The speaker was Billy Wallace, and his remark occasioned much merriment.
“Oh, yes, I remember very well,” returned Mr. Maynard, “but you know that I did not care so much for the queen’s English as I did to see the ‘C U B’ was promptly handled on the overland.
“I am very glad to see this happy throng,” continued Mr. Maynard, “and I am perfectly willing to have ‘Chicago day’ last for an entire year, for I believe there would not be one dull moment during this period.
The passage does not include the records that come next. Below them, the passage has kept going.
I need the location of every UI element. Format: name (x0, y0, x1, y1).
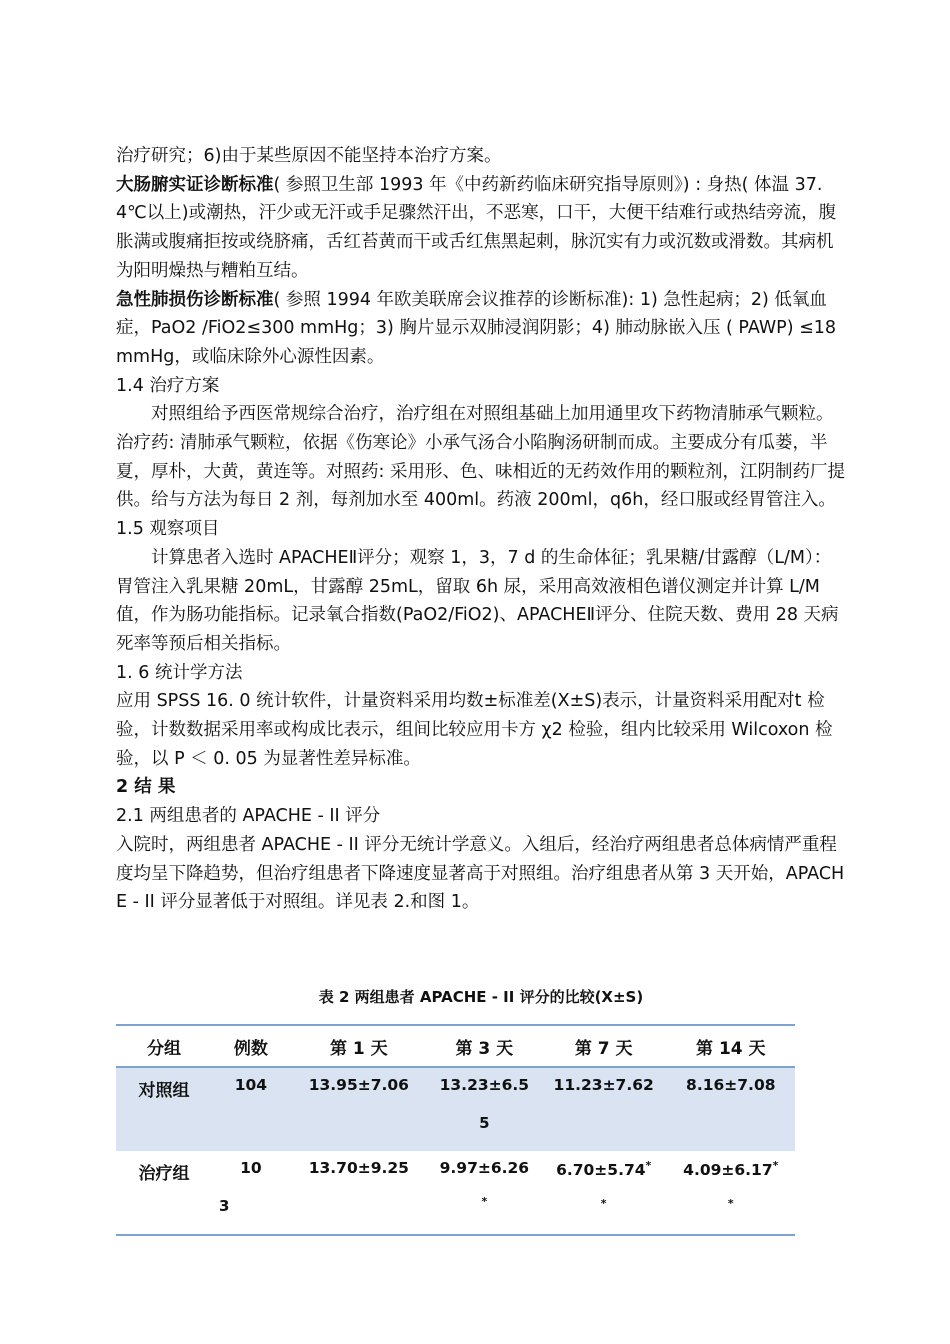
significance-mark: * (600, 1197, 607, 1211)
document-body (116, 142, 846, 917)
section-1-6-heading: 1. 6 统计学方法 (116, 662, 243, 683)
cell-group: 治疗组 (116, 1151, 212, 1235)
section-1-5-heading: 1.5 观察项目 (116, 519, 220, 540)
header-day14: 第 14 天 (667, 1025, 795, 1067)
cell-day3-part1: 13.23±6.5 (439, 1076, 530, 1094)
significance-mark: * (772, 1159, 779, 1172)
cell-day1: 13.70±9.25 (290, 1151, 428, 1235)
header-day7: 第 7 天 (541, 1025, 667, 1067)
header-day1: 第 1 天 (290, 1025, 428, 1067)
cell-day14 (667, 1151, 795, 1235)
paragraph-1: 治疗研究；6)由于某些原因不能坚持本治疗方案。 (116, 146, 502, 166)
cell-count-part2: 3 (219, 1197, 230, 1215)
table-row (116, 1067, 795, 1151)
cell-group: 对照组 (116, 1067, 212, 1151)
cell-day3 (428, 1067, 541, 1151)
dachang-text: ( 参照卫生部 1993 年《中药新药临床研究指导原则》) : 身热( 体温 37. 4℃以上)或潮热，汗少或无汗或手足骤然汗出，不恶寒，口干，大便干结难行或热结旁流，腹胀满或腹痛拒按或绕脐痛，舌红苔黄而干或舌红焦黑起刺，脉沉实有力或沉数或滑数。其病机为阳明燥热与糟粕互结。 (116, 174, 837, 281)
cell-count (212, 1151, 290, 1235)
table-header-row (116, 1025, 795, 1067)
cell-day14-value: 4.09±6.17 (683, 1161, 773, 1180)
cell-day7: 11.23±7.62 (541, 1067, 667, 1151)
cell-count: 104 (212, 1067, 290, 1151)
section-1-6-text: 应用 SPSS 16. 0 统计软件，计量资料采用均数±标准差(X±S)表示，计量资料采用配对t 检验，计数数据采用率或构成比表示，组间比较应用卡方 χ2 检验，组内比较采用 Wilcoxon 检验，以 P ＜ 0. 05 为显著性差异标准。 (116, 691, 833, 769)
section-1-4-heading: 1.4 治疗方案 (116, 375, 220, 396)
paragraph-fei (116, 286, 846, 372)
section-2-1-text: 入院时，两组患者 APACHE - II 评分无统计学意义。入组后，经治疗两组患者总体病情严重程度均呈下降趋势，但治疗组患者下降速度显著高于对照组。治疗组患者从第 3 天开始，APACHE - II 评分显著低于对照组。详见表 2.和图 1。 (116, 834, 845, 913)
header-count: 例数 (212, 1025, 290, 1067)
section-1-4-text: 对照组给予西医常规综合治疗，治疗组在对照组基础上加用通里攻下药物清肺承气颗粒。治疗药: 清肺承气颗粒，依据《伤寒论》小承气汤合小陷胸汤研制而成。主要成分有瓜蒌，半夏，厚朴，大黄，黄连等。对照药: 采用形、色、味相近的无药效作用的颗粒剂，江阴制药厂提供。给与方法为每日 2 剂，每剂加水至 400ml。药液 200ml，q6h，经口服或经胃管注入。 (116, 404, 845, 511)
cell-day7-value: 6.70±5.74 (556, 1161, 646, 1180)
fei-text: ( 参照 1994 年欧美联席会议推荐的诊断标准): 1) 急性起病；2) 低氧血症，PaO2 /FiO2≤300 mmHg；3) 胸片显示双肺浸润阴影；4) 肺动脉嵌入压 ( PAWP) ≤18mmHg，或临床除外心源性因素。 (116, 289, 837, 367)
header-group: 分组 (116, 1025, 212, 1067)
significance-mark: * (645, 1159, 652, 1172)
cell-day3-value: 9.97±6.26 (439, 1159, 530, 1177)
cell-day14: 8.16±7.08 (667, 1067, 795, 1151)
cell-day3-part2: 5 (479, 1114, 490, 1132)
section-1-5-text: 计算患者入选时 APACHEⅡ评分；观察 1，3，7 d 的生命体征；乳果糖/甘露醇（L/M）：胃管注入乳果糖 20mL，甘露醇 25mL，留取 6h 尿，采用高效液相色谱仪测定并计算 L/M 值，作为肠功能指标。记录氧合指数(PaO2/FiO2)、APACHEⅡ评分、住院天数、费用 28 天病死率等预后相关指标。 (116, 547, 839, 654)
header-day3: 第 3 天 (428, 1025, 541, 1067)
significance-mark: * (481, 1195, 488, 1208)
cell-day3 (428, 1151, 541, 1235)
cell-count-part1: 10 (240, 1159, 262, 1177)
paragraph-dachang (116, 171, 846, 286)
dachang-title: 大肠腑实证诊断标准 (116, 174, 274, 195)
table-row (116, 1151, 795, 1235)
section-2-1-heading: 2.1 两组患者的 APACHE - II 评分 (116, 806, 381, 827)
significance-mark: * (727, 1197, 734, 1211)
cell-day1: 13.95±7.06 (290, 1067, 428, 1151)
fei-title: 急性肺损伤诊断标准 (116, 289, 274, 310)
cell-day7 (541, 1151, 667, 1235)
table-caption: 表 2 两组患者 APACHE - II 评分的比较(X±S) (318, 988, 644, 1006)
section-2-heading: 2 结 果 (116, 777, 176, 798)
apache-table (116, 1024, 795, 1236)
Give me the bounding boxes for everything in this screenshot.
“I will have occasion to address you quite often during the meeting.”
“Can you tell me, please, who it was that got ‘and a city’ for ‘audacity’?” questioned J. DeWitt Congdon.
“I am the ‘guilty’ man, for I got that the same night that the young fellow in Galveston reported that Tom Brown, a negro, was found ‘quilty’ of murder,” exclaimed Charley Hazelton, who sat near “c g.”
“We will be glad to hear from Pete Rowe and listen to some of his wild and woolly experiences in Elko, Nev.,” said the president, “but we will hearken first to a song by Les Bradley, who will favor us with ‘Pat Clancey’s Shovel.’” The song was rendered in the most inimitable style by Bradley.